Embora o Projeto Maven enfatize o envolvimento de analistas humanos, ainda há grande preocupação no uso dessas tecnologias para automatizar o processo de identificação de alvos que incluem pessoas e o direcionamento de armas a elas. Segundo o Defense One, o DoD já planeja usar tecnologias de análise de imagens em seus atuais drones armados. Isto aumenta a preocupação do seu uso em drones autônomos, sem supervisão ou controle humano para matar, e dificilmente viria a conhecimento já que a fiscalização das operações de drones dos EUA é ineficaz.

Um outro aspecto que vem sendo ponto de discussão é que matanças direcionadas quase sempre incluem ‘ataques por personalidade’, a partir de pessoas nomeadas em listas de morte, e ‘ataques por assinatura’ que fazem análise de padrões de vida que acabam por marcar pessoas baseadas apenas em sua aparência e comportamento nos sistemas de vigilância baseados em imagem.

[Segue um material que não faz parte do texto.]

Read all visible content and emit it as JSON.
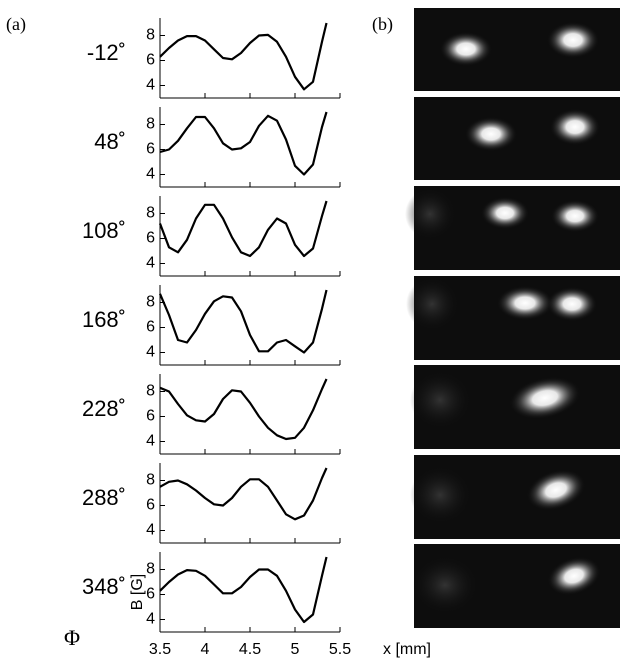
{
  "panel_labels": [
    "(a)",
    "(b)"
  ],
  "phi_label": "Φ",
  "chart_data": [
    {
      "type": "line",
      "title": "-12˚",
      "color": "#000000",
      "xlim": [
        3.5,
        5.5
      ],
      "ylim": [
        3,
        9.4
      ],
      "yticks": [
        4,
        6,
        8
      ],
      "xticks": [
        3.5,
        4,
        4.5,
        5,
        5.5
      ],
      "xtick_labels": false,
      "x": [
        3.5,
        3.6,
        3.7,
        3.8,
        3.9,
        4.0,
        4.1,
        4.2,
        4.3,
        4.4,
        4.5,
        4.6,
        4.7,
        4.8,
        4.9,
        5.0,
        5.1,
        5.2,
        5.3,
        5.35
      ],
      "values": [
        6.3,
        7.0,
        7.6,
        7.95,
        7.95,
        7.6,
        6.9,
        6.2,
        6.1,
        6.6,
        7.4,
        8.0,
        8.05,
        7.5,
        6.3,
        4.7,
        3.7,
        4.3,
        7.5,
        9.0
      ]
    },
    {
      "type": "line",
      "title": "48˚",
      "color": "#000000",
      "xlim": [
        3.5,
        5.5
      ],
      "ylim": [
        3,
        9.4
      ],
      "yticks": [
        4,
        6,
        8
      ],
      "xticks": [
        3.5,
        4,
        4.5,
        5,
        5.5
      ],
      "xtick_labels": false,
      "x": [
        3.5,
        3.6,
        3.7,
        3.8,
        3.9,
        4.0,
        4.1,
        4.2,
        4.3,
        4.4,
        4.5,
        4.6,
        4.7,
        4.8,
        4.9,
        5.0,
        5.1,
        5.2,
        5.3,
        5.35
      ],
      "values": [
        5.8,
        6.0,
        6.7,
        7.7,
        8.6,
        8.6,
        7.7,
        6.5,
        6.0,
        6.1,
        6.6,
        7.9,
        8.7,
        8.3,
        6.8,
        4.7,
        4.0,
        4.8,
        7.8,
        9.0
      ]
    },
    {
      "type": "line",
      "title": "108˚",
      "color": "#000000",
      "xlim": [
        3.5,
        5.5
      ],
      "ylim": [
        3,
        9.4
      ],
      "yticks": [
        4,
        6,
        8
      ],
      "xticks": [
        3.5,
        4,
        4.5,
        5,
        5.5
      ],
      "xtick_labels": false,
      "x": [
        3.5,
        3.6,
        3.7,
        3.8,
        3.9,
        4.0,
        4.1,
        4.2,
        4.3,
        4.4,
        4.5,
        4.6,
        4.7,
        4.8,
        4.9,
        5.0,
        5.1,
        5.2,
        5.3,
        5.35
      ],
      "values": [
        7.2,
        5.3,
        4.9,
        5.9,
        7.6,
        8.7,
        8.7,
        7.6,
        6.1,
        4.9,
        4.6,
        5.3,
        6.7,
        7.6,
        7.2,
        5.5,
        4.6,
        5.2,
        7.8,
        9.0
      ]
    },
    {
      "type": "line",
      "title": "168˚",
      "color": "#000000",
      "xlim": [
        3.5,
        5.5
      ],
      "ylim": [
        3,
        9.4
      ],
      "yticks": [
        4,
        6,
        8
      ],
      "xticks": [
        3.5,
        4,
        4.5,
        5,
        5.5
      ],
      "xtick_labels": false,
      "x": [
        3.5,
        3.6,
        3.7,
        3.8,
        3.9,
        4.0,
        4.1,
        4.2,
        4.3,
        4.4,
        4.5,
        4.6,
        4.7,
        4.8,
        4.9,
        5.0,
        5.1,
        5.2,
        5.3,
        5.35
      ],
      "values": [
        8.7,
        7.0,
        5.0,
        4.8,
        5.8,
        7.1,
        8.1,
        8.5,
        8.4,
        7.3,
        5.4,
        4.1,
        4.1,
        4.8,
        5.0,
        4.5,
        4.0,
        4.8,
        7.5,
        9.0
      ]
    },
    {
      "type": "line",
      "title": "228˚",
      "color": "#000000",
      "xlim": [
        3.5,
        5.5
      ],
      "ylim": [
        3,
        9.4
      ],
      "yticks": [
        4,
        6,
        8
      ],
      "xticks": [
        3.5,
        4,
        4.5,
        5,
        5.5
      ],
      "xtick_labels": false,
      "x": [
        3.5,
        3.6,
        3.7,
        3.8,
        3.9,
        4.0,
        4.1,
        4.2,
        4.3,
        4.4,
        4.5,
        4.6,
        4.7,
        4.8,
        4.9,
        5.0,
        5.1,
        5.2,
        5.3,
        5.35
      ],
      "values": [
        8.3,
        8.0,
        7.0,
        6.1,
        5.7,
        5.6,
        6.2,
        7.4,
        8.1,
        8.0,
        7.1,
        6.0,
        5.1,
        4.5,
        4.2,
        4.3,
        5.1,
        6.5,
        8.2,
        9.0
      ]
    },
    {
      "type": "line",
      "title": "288˚",
      "color": "#000000",
      "xlim": [
        3.5,
        5.5
      ],
      "ylim": [
        3,
        9.4
      ],
      "yticks": [
        4,
        6,
        8
      ],
      "xticks": [
        3.5,
        4,
        4.5,
        5,
        5.5
      ],
      "xtick_labels": false,
      "x": [
        3.5,
        3.6,
        3.7,
        3.8,
        3.9,
        4.0,
        4.1,
        4.2,
        4.3,
        4.4,
        4.5,
        4.6,
        4.7,
        4.8,
        4.9,
        5.0,
        5.1,
        5.2,
        5.3,
        5.35
      ],
      "values": [
        7.5,
        7.9,
        8.0,
        7.7,
        7.2,
        6.6,
        6.1,
        6.0,
        6.6,
        7.5,
        8.1,
        8.1,
        7.5,
        6.4,
        5.3,
        4.9,
        5.2,
        6.4,
        8.2,
        9.0
      ]
    },
    {
      "type": "line",
      "title": "348˚",
      "color": "#000000",
      "xlim": [
        3.5,
        5.5
      ],
      "ylim": [
        3,
        9.4
      ],
      "yticks": [
        4,
        6,
        8
      ],
      "xticks": [
        3.5,
        4,
        4.5,
        5,
        5.5
      ],
      "xtick_labels": true,
      "xlabel": "x [mm]",
      "ylabel": "B [G]",
      "x": [
        3.5,
        3.6,
        3.7,
        3.8,
        3.9,
        4.0,
        4.1,
        4.2,
        4.3,
        4.4,
        4.5,
        4.6,
        4.7,
        4.8,
        4.9,
        5.0,
        5.1,
        5.2,
        5.3,
        5.35
      ],
      "values": [
        6.3,
        7.0,
        7.6,
        7.95,
        7.9,
        7.5,
        6.8,
        6.1,
        6.1,
        6.6,
        7.4,
        8.0,
        8.0,
        7.5,
        6.3,
        4.8,
        3.8,
        4.4,
        7.5,
        9.0
      ]
    }
  ]
}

Em junho de 2018, a Google anunciou que não irá renovar seu contrato com o Projeto Maven, cujo contrato está previsto para expirar em 2019. Além disso, a empresa anunciou um plano de novos princípios éticos sobre seu uso de IA. Segundo o CEO da Google, Sundar Pichai, as aplicações de IA da empresa tem por objetivo ser socialmente benéfico, sem a criação de preconceitos injustos, ser seguros e que sejam usados de modo que mantenham os princípios anteriores. Além disso, garantiu que a Google não desenvolverá aplicações, incluindo armas ou tecnologias, que causem danos gerais ou qualquer coisa que possa ser usada para vigilância que violem normas internacionalmente aceitas ou que entrem em conflito com princípios amplamente aceitos da IHL.

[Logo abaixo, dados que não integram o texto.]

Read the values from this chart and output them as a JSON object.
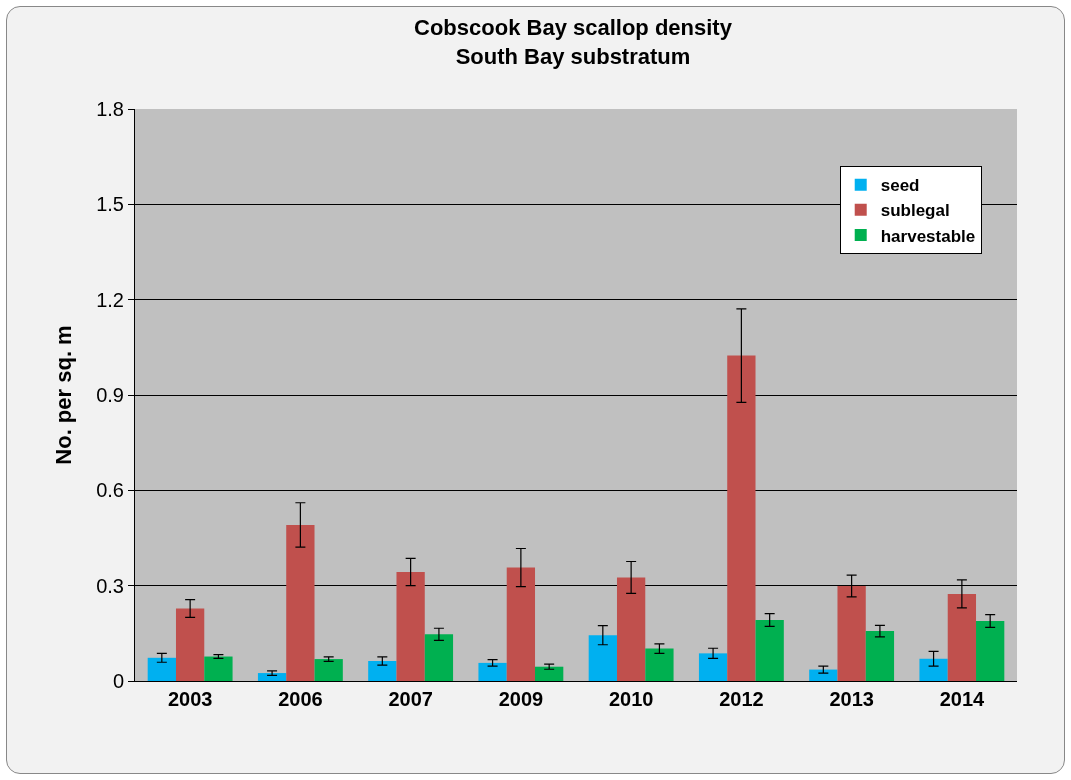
{
  "chart_data": {
    "type": "bar",
    "title": "Cobscook Bay scallop density",
    "subtitle": "South Bay substratum",
    "ylabel": "No. per sq. m",
    "categories": [
      "2003",
      "2006",
      "2007",
      "2009",
      "2010",
      "2012",
      "2013",
      "2014"
    ],
    "series": [
      {
        "name": "seed",
        "color": "#00b0f0",
        "values": [
          0.073,
          0.025,
          0.063,
          0.057,
          0.144,
          0.087,
          0.036,
          0.07
        ],
        "errors": [
          0.014,
          0.007,
          0.013,
          0.01,
          0.03,
          0.016,
          0.011,
          0.023
        ]
      },
      {
        "name": "sublegal",
        "color": "#c0504d",
        "values": [
          0.228,
          0.491,
          0.343,
          0.357,
          0.326,
          1.024,
          0.299,
          0.274
        ],
        "errors": [
          0.028,
          0.07,
          0.043,
          0.06,
          0.05,
          0.147,
          0.034,
          0.044
        ]
      },
      {
        "name": "harvestable",
        "color": "#00b050",
        "values": [
          0.077,
          0.069,
          0.147,
          0.045,
          0.102,
          0.192,
          0.157,
          0.189
        ],
        "errors": [
          0.006,
          0.007,
          0.019,
          0.008,
          0.015,
          0.02,
          0.018,
          0.02
        ]
      }
    ],
    "ylim": [
      0,
      1.8
    ],
    "yticks": [
      0,
      0.3,
      0.6,
      0.9,
      1.2,
      1.5,
      1.8
    ],
    "grid": "y",
    "legend": "top right"
  }
}
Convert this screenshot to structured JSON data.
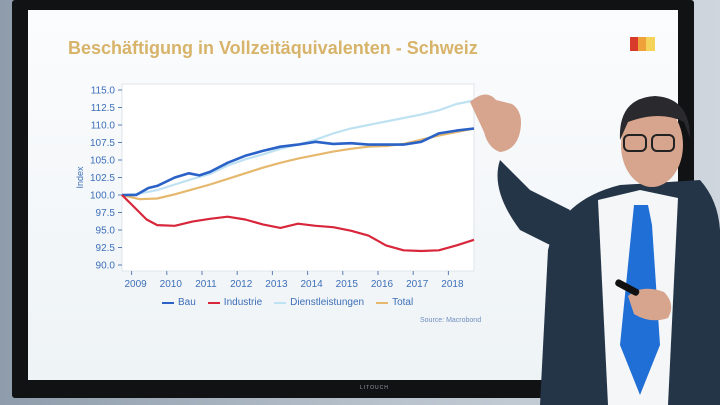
{
  "slide": {
    "title": "Beschäftigung in Vollzeitäquivalenten - Schweiz",
    "source": "Source: Macrobond",
    "monitor_brand": "LITOUCH"
  },
  "colors": {
    "logo": [
      "#d83a2b",
      "#f0a23a",
      "#f5d25a"
    ]
  },
  "chart_data": {
    "type": "line",
    "title": "Beschäftigung in Vollzeitäquivalenten - Schweiz",
    "xlabel": "",
    "ylabel": "Index",
    "x_ticks": [
      "2009",
      "2010",
      "2011",
      "2012",
      "2013",
      "2014",
      "2015",
      "2016",
      "2017",
      "2018"
    ],
    "y_ticks": [
      "115.0",
      "112.5",
      "110.0",
      "107.5",
      "105.0",
      "102.5",
      "100.0",
      "97.5",
      "95.0",
      "92.5",
      "90.0"
    ],
    "ylim": [
      90,
      115
    ],
    "xlim": [
      2008.5,
      2018.5
    ],
    "grid": false,
    "legend": "bottom",
    "series": [
      {
        "name": "Bau",
        "color": "#2a62c7",
        "x": [
          2008.5,
          2008.9,
          2009.25,
          2009.5,
          2010,
          2010.4,
          2010.7,
          2011,
          2011.5,
          2012,
          2012.5,
          2013,
          2013.5,
          2014,
          2014.5,
          2015,
          2015.5,
          2016,
          2016.5,
          2017,
          2017.5,
          2018,
          2018.5
        ],
        "y": [
          100,
          100,
          101,
          101.3,
          102.5,
          103.1,
          102.8,
          103.3,
          104.6,
          105.6,
          106.3,
          106.9,
          107.2,
          107.6,
          107.3,
          107.4,
          107.2,
          107.2,
          107.2,
          107.6,
          108.8,
          109.2,
          109.5
        ]
      },
      {
        "name": "Industrie",
        "color": "#d8263b",
        "x": [
          2008.5,
          2008.8,
          2009.2,
          2009.5,
          2010,
          2010.5,
          2011,
          2011.5,
          2012,
          2012.5,
          2013,
          2013.5,
          2014,
          2014.5,
          2015,
          2015.5,
          2016,
          2016.5,
          2017,
          2017.5,
          2018,
          2018.5
        ],
        "y": [
          100,
          98.5,
          96.5,
          95.7,
          95.6,
          96.2,
          96.6,
          96.9,
          96.5,
          95.8,
          95.3,
          95.9,
          95.6,
          95.4,
          94.9,
          94.2,
          92.8,
          92.1,
          92,
          92.1,
          92.8,
          93.6
        ]
      },
      {
        "name": "Dienstleistungen",
        "color": "#bfe2f2",
        "x": [
          2008.5,
          2009,
          2009.5,
          2010,
          2010.5,
          2011,
          2011.5,
          2012,
          2012.5,
          2013,
          2013.5,
          2014,
          2014.5,
          2015,
          2015.5,
          2016,
          2016.5,
          2017,
          2017.5,
          2018,
          2018.5
        ],
        "y": [
          100,
          100.2,
          100.7,
          101.5,
          102.3,
          103,
          104.2,
          105.1,
          105.8,
          106.6,
          107.2,
          107.9,
          108.8,
          109.5,
          110,
          110.5,
          111,
          111.5,
          112.1,
          113,
          113.5
        ]
      },
      {
        "name": "Total",
        "color": "#e6b86d",
        "x": [
          2008.5,
          2009,
          2009.5,
          2010,
          2010.5,
          2011,
          2011.5,
          2012,
          2012.5,
          2013,
          2013.5,
          2014,
          2014.5,
          2015,
          2015.5,
          2016,
          2016.5,
          2017,
          2017.5,
          2018,
          2018.5
        ],
        "y": [
          100,
          99.4,
          99.5,
          100.1,
          100.8,
          101.5,
          102.3,
          103.1,
          103.9,
          104.6,
          105.2,
          105.7,
          106.2,
          106.6,
          106.9,
          107,
          107.3,
          107.9,
          108.5,
          109,
          109.5
        ]
      }
    ]
  },
  "legend": {
    "items": [
      {
        "label": "Bau",
        "color": "#2a62c7"
      },
      {
        "label": "Industrie",
        "color": "#d8263b"
      },
      {
        "label": "Dienstleistungen",
        "color": "#bfe2f2"
      },
      {
        "label": "Total",
        "color": "#e6b86d"
      }
    ]
  },
  "presenter": {
    "suit": "#253548",
    "shirt": "#f4f6f8",
    "tie": "#1f6fd6",
    "skin": "#d7a48d",
    "hair": "#2a2a2e"
  }
}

Ainda assim, o assunto ainda gera preocupação já que tais padrões e normas diferem amplamente em todo o mundo. Diante de tais diferenças, algumas questões que precisam ser esclarecidas em torno dos princípios éticos relacionados ao uso de IA, não só pela Google mas da indústria de tecnologia em geral, são:

  • Um comprometimento em realizar revisões independentes e publicamente transparentes para que os princípios sejam sempre aplicados, e de forma correta, sem que seja necessário confiar nos processos secretos internos das empresas.
  • É preciso que as empresas sigam não apenas “princípios amplamente aceitos” mas que assumam onde, como e porque seu trabalho é consistente com os princípios do direito internacional e direitos humanos já que não fica claro quantos princípios fundamentais devem ser impostos às várias tecnologias e aplicações de IA.
  • Nos projetos de vigilância de IA existe o comprometimento em não violar normas internacionalmente aceitas mas não fica claro se isso inclui os ‘Princípios Necessários e Proporcionais’ (Necessary and Proportionate Principles). A prática de espionar os cidadãos de outros países é muito predominante.

ConclusãoEditar

Embora as implicações de uma potencial proliferação das LAWS possa parecer distante e remota, limitada ao domínio da ficção científica e de filmes futurísticos, os avanços tecnológicos têm progredido rapidamente e podem representar ameaças concretas à paz e segurança internacional e aos presentes regimes legais e normas que regem a guerra e o uso de força.

A chave para uma campanha de prevenção eficaz é a conscientização sobre os riscos representados por essa tecnologia. Portanto, é importante levar em conta os conselhos dos principais especialistas na área, dentre eles, Elon Musk, Stephen Hawking e Bill Gates. Estes são a favor de uma proibição completa dos chamados “robôs assassinos” antes que se torne impossível limitá-los e controlá-los. Sendo assim, é de suma importância uma construção legal que seja capaz de reger o desenvolvimento e uso desses sistemas letais e deve ser tópico-chave nos debates internacionais sobre desarmamento.